Maquiavel inovou o modo de fazer política, mostrando que há uma disparidade no que a filosofia antiga falava sobre o tema e sobre o que de fato era o sistema com sua ciência política, mudando o paradigma iniciada na polis grega. A obra O príncipe, nos deixa claro que o desejo do filósofo não é o de fazer especulações sobre política, mas sim criar um guia prático, que a partir do empirismo ensina que, se preciso, o governante deve transgredir a moral para se manter no poder. Na verdade, ele firma um tratado sobre o modo de fazer política. A democracia grega em sua matriz não ensina que política deve ser feita a partir demagogia. Ensina que política é a arte de governar a polis – termo utilizado para designar a cidade grega, como vemos em Aristóteles e Platão. Maquiavel faz uma análise do que deu certo e dos modelos que não deram certos. Grande conhecedor de como funciona a psicologia humana no âmbito da política, egoísta e ambiciosa, faz uma leitura realista do homem. Evidenciando que os fins justificam os meios surgindo assim o conceito “maquiavélico”. Maquiavel fala que se o povo está rebelde, cabe ao governante fazer alguns atos de crueldade para que o povo veja quem é o governante, mas também não pode ser cruel demais. “O príncipe deve saber servir-se da natureza do animal, deve entre eles tirar as qualidades da raposa (estratégia e esperteza) e do leão (força, domínio, coragem)”. (MAQUIAVEL, 1983, p.73).
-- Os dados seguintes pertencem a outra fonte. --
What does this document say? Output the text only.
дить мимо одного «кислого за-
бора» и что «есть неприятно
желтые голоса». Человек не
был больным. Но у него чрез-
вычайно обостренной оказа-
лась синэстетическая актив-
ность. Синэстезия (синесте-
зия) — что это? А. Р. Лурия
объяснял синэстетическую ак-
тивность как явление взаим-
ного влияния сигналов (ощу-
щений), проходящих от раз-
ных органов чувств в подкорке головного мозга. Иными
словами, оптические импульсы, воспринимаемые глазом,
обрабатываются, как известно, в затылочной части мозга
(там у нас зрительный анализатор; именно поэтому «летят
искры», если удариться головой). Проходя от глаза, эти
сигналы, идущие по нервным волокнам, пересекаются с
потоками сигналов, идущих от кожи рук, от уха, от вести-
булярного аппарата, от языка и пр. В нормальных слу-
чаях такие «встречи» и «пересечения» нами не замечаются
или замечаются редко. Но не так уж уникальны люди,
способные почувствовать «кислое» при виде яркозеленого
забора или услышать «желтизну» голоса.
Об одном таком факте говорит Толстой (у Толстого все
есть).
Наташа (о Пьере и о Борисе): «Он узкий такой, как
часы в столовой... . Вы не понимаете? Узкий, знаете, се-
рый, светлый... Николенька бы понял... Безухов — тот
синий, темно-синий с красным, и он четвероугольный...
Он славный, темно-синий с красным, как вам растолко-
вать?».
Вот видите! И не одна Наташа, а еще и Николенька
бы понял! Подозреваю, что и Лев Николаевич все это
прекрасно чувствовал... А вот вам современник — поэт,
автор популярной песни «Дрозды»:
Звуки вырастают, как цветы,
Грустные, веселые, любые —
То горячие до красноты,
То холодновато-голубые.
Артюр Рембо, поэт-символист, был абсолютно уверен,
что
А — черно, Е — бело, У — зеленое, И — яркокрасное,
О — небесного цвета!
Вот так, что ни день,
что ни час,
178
A partir da realidade em que vivia e experenciava, Maquiavel trabalha uma problemática: questiona como é possível constituir um Estado.  Não leva em consideração os valores transcendentais, tais como os valores éticos, religiosos e espirituais trazendo a discussão para um campo próprio de discussão, criando seus próprio métodos. Na verdade, Maquiavel não nega esses valores, mas sim afirma que esses valores devem ser subordinados ao estado. Ou contribuem para o bem do estado, ou serão subordinados a ele.

O fim último é o estado, a que tudo deve ser subordinado, tanto os indivíduos como todos os valores, até os morais e religiosos. Indivíduos e valores devem servir unicamente como instrumentos de governo, e podem ser aniquilados pelo estado. (PADOVANI; CASTAGNOLA, 1961, p. 218).

É por isso que podemos observar que se necessário, o príncipe poderá transgredir a moral em favor de se manter no poder. Maquiavel vê no homem sua faceta pessimista: a partir da observação do homem como ser egoísta e ambicioso. Desta forma, Maquiavel traça sua ciência política de forma utilitarista. E é desta ciência política e percepção de Maquiavel que surge o dito popular “os fins justificam os meios”, pois segundo ele, se o fato de o príncipe ter certas atitudes que pode vir a constranger o povo, se for em razão de manter um governo, se torna justificável.

Portanto, dizer que a ciência política de Maquiavel é imoral, se levado em consideração que a moral pode ser transgredida em razão do poder, torna-se verídico. Mas mostra fielmente o proceder do homem em relação ao poder.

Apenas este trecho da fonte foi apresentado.